Otherwise, they are not natural partners.
Osama wants to reign over an Islamist-Fascist theocracy. Saddam wants to rule via a secular cult of personality.
The Bush Administration knows as much. That is part of the reason why it is considering heightening the color-coded threat level to orange.
Because the prospect of war is making us less safe.
If the threat was truly imminent, we would have to attack, despite the increased risk of terror at home.
But it isn't. We have other options.
We could enhance the inspection process by sharing our intelligence. If the Iraqis refuse to destroy suspected weapons sites, we can attack those sites.
I have also said that we should work with the UN and act multilaterally.
In turn, some have noted that Bush is doing so. And a second resolution explicitly backing war is still possible.
Furthermore, I have said that if we had real evidence, and the UN did not support military action, I would go in unilaterally.
And so some have stated that I should be on board now, following Powell's speech.
But I am still not supportive of Bush's approach to date.
Even if the UN eventually backs this war, it is all too obvious that the resolution will be the result of overwhelming pressure and arm-twisting, not because of a true commitment from the international community that war is the only way.
A coalition created through browbeating is not as strong and effective as a coalition forged with common purpose.
To those who say that is an unreasonable standard, I simply point them to the Persian Gulf War carried out with the leadership of George Herbert Walker Bush.
As far as the evidence is concerned, evidence that would be truly compelling -- a strong link to Sept. 11 or Al Qaeda, or of a nuclear program -- is not on the table.
None of this is to say that our brave military won't get the job done. I have no doubt they will.

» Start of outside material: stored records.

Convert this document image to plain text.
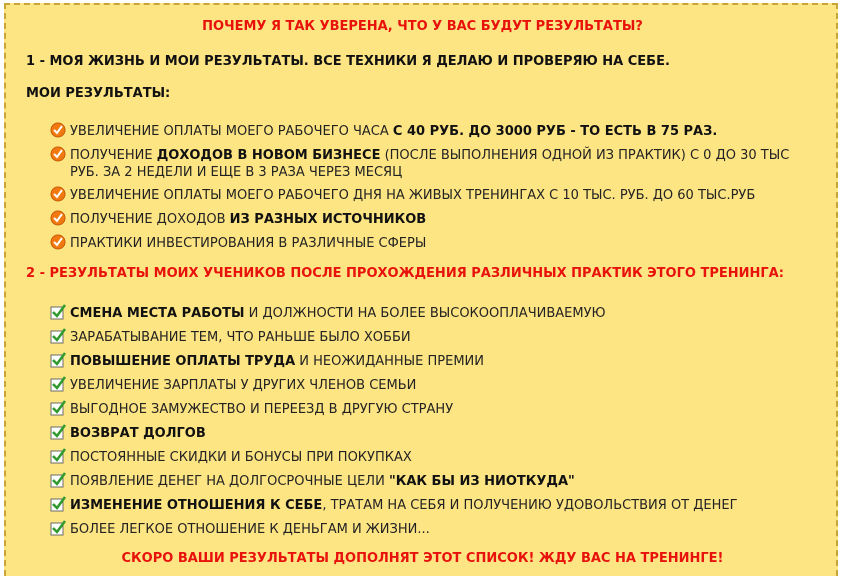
ПОЧЕМУ Я ТАК УВЕРЕНА, ЧТО У ВАС БУДУТ РЕЗУЛЬТАТЫ?
1 - МОЯ ЖИЗНЬ И МОИ РЕЗУЛЬТАТЫ. ВСЕ ТЕХНИКИ Я ДЕЛАЮ И ПРОВЕРЯЮ НА СЕБЕ.
МОИ РЕЗУЛЬТАТЫ:
УВЕЛИЧЕНИЕ ОПЛАТЫ МОЕГО РАБОЧЕГО ЧАСА С 40 РУБ. ДО 3000 РУБ - ТО ЕСТЬ В 75 РАЗ.
ПОЛУЧЕНИЕ ДОХОДОВ В НОВОМ БИЗНЕСЕ (ПОСЛЕ ВЫПОЛНЕНИЯ ОДНОЙ ИЗ ПРАКТИК) С 0 ДО 30 ТЫС РУБ. ЗА 2 НЕДЕЛИ И ЕЩЕ В 3 РАЗА ЧЕРЕЗ МЕСЯЦ
УВЕЛИЧЕНИЕ ОПЛАТЫ МОЕГО РАБОЧЕГО ДНЯ НА ЖИВЫХ ТРЕНИНГАХ С 10 ТЫС. РУБ. ДО 60 ТЫС.РУБ
ПОЛУЧЕНИЕ ДОХОДОВ ИЗ РАЗНЫХ ИСТОЧНИКОВ
ПРАКТИКИ ИНВЕСТИРОВАНИЯ В РАЗЛИЧНЫЕ СФЕРЫ
2 - РЕЗУЛЬТАТЫ МОИХ УЧЕНИКОВ ПОСЛЕ ПРОХОЖДЕНИЯ РАЗЛИЧНЫХ ПРАКТИК ЭТОГО ТРЕНИНГА:
СМЕНА МЕСТА РАБОТЫ И ДОЛЖНОСТИ НА БОЛЕЕ ВЫСОКООПЛАЧИВАЕМУЮ
ЗАРАБАТЫВАНИЕ ТЕМ, ЧТО РАНЬШЕ БЫЛО ХОББИ
ПОВЫШЕНИЕ ОПЛАТЫ ТРУДА И НЕОЖИДАННЫЕ ПРЕМИИ
УВЕЛИЧЕНИЕ ЗАРПЛАТЫ У ДРУГИХ ЧЛЕНОВ СЕМЬИ
ВЫГОДНОЕ ЗАМУЖЕСТВО И ПЕРЕЕЗД В ДРУГУЮ СТРАНУ
ВОЗВРАТ ДОЛГОВ
ПОСТОЯННЫЕ СКИДКИ И БОНУСЫ ПРИ ПОКУПКАХ
ПОЯВЛЕНИЕ ДЕНЕГ НА ДОЛГОСРОЧНЫЕ ЦЕЛИ "КАК БЫ ИЗ НИОТКУДА"
ИЗМЕНЕНИЕ ОТНОШЕНИЯ К СЕБЕ, ТРАТАМ НА СЕБЯ И ПОЛУЧЕНИЮ УДОВОЛЬСТВИЯ ОТ ДЕНЕГ
БОЛЕЕ ЛЕГКОЕ ОТНОШЕНИЕ К ДЕНЬГАМ И ЖИЗНИ...
СКОРО ВАШИ РЕЗУЛЬТАТЫ ДОПОЛНЯТ ЭТОТ СПИСОК! ЖДУ ВАС НА ТРЕНИНГЕ!
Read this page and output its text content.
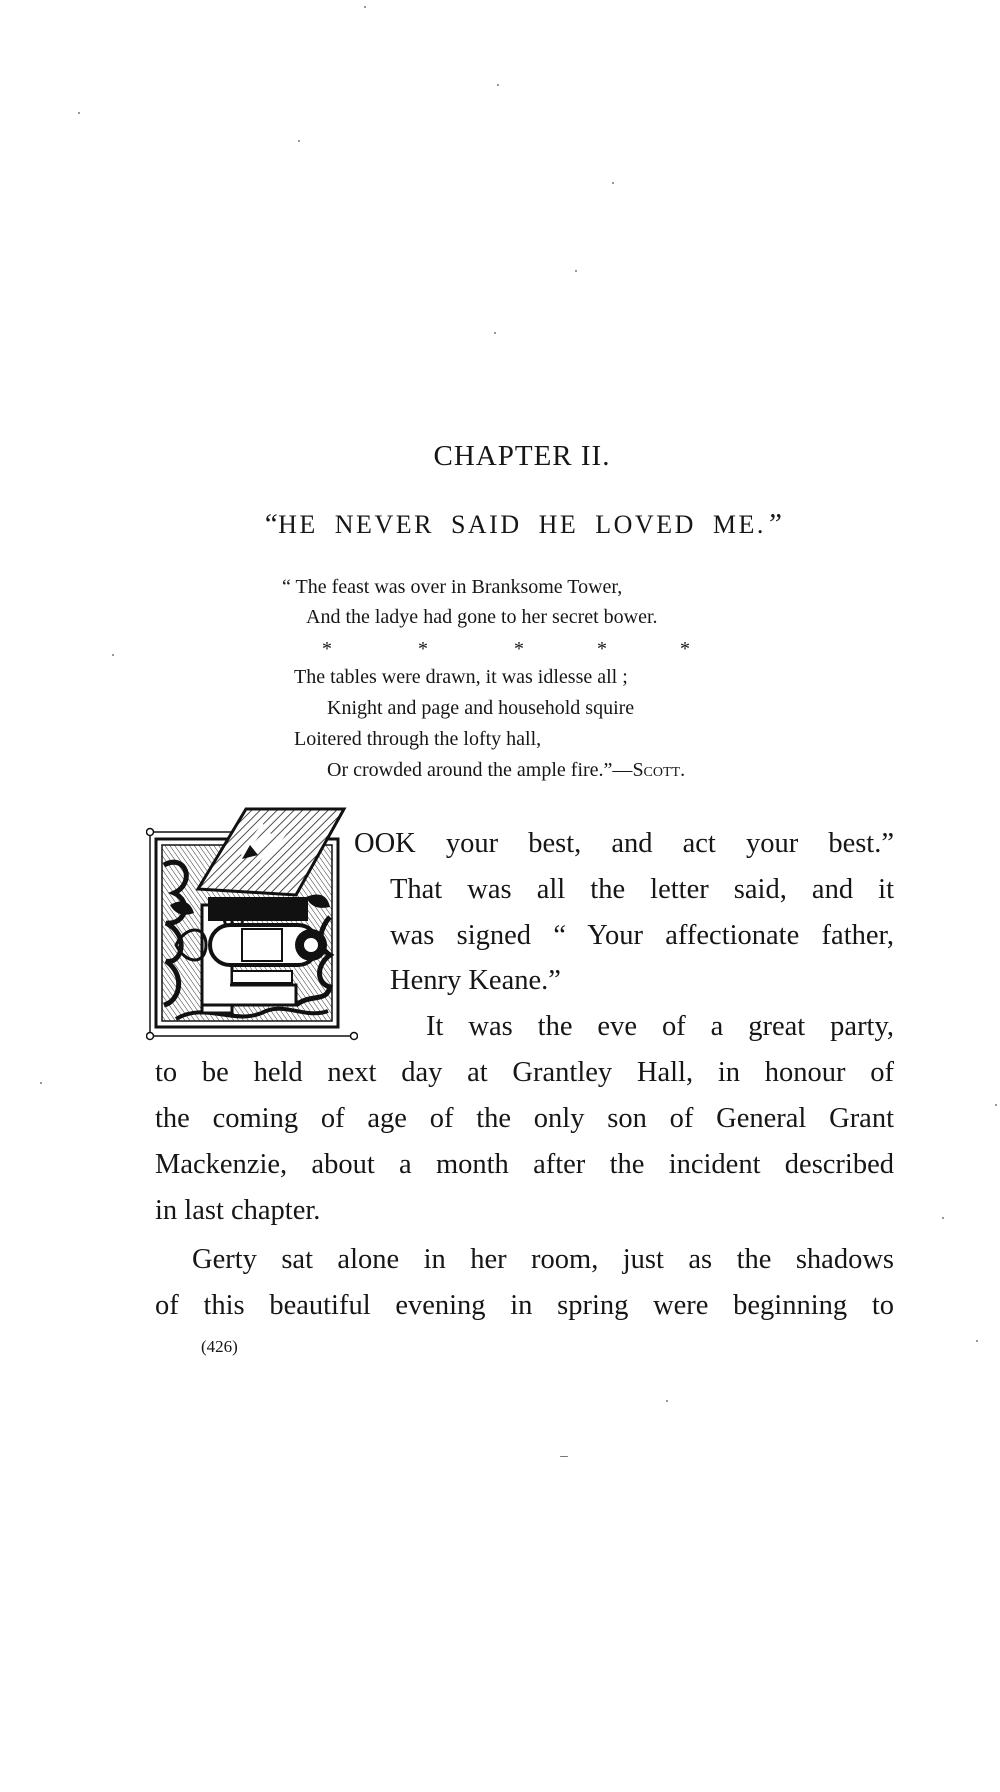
CHAPTER II.
“HE NEVER SAID HE LOVED ME.”
“ The feast was over in Branksome Tower,
And the ladye had gone to her secret bower.
*	*	*	*	*
The tables were drawn, it was idlesse all ;
Knight and page and household squire
Loitered through the lofty hall,
Or crowded around the ample fire.”—Scott.
OOK your best, and act your best.”
That was all the letter said, and it
was signed “ Your affectionate father,
Henry Keane.”
It was the eve of a great party,
to be held next day at Grantley Hall, in honour of
the coming of age of the only son of General Grant
Mackenzie, about a month after the incident described
in last chapter.
Gerty sat alone in her room, just as the shadows
of this beautiful evening in spring were beginning to
(426)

And this is not to say that the world wouldn't be better off without Saddam. Because it would.
But for world's lone superpower to do it, in the role of aggressor, broadcast for the Arab world to see on Al Jazeera, will likely serve to create more terrorists, not less, and make us less safe, not more.
Again, I suspect it will soon be inappropriate for me to criticize the President's foreign policy, once any war begins. And so you may not hear me speak on this for some time.
But as a candidate for the office of president, I want the voters to know that in a Dean presidency, Al Qaeda would have been the primary focus.
North Korea, a far likelier candidate to sell weapons of mass destruction to terrorists, would not have been blithely neglected.
And Iraq would have been dealt with, in a sensible, steady, multilateral way.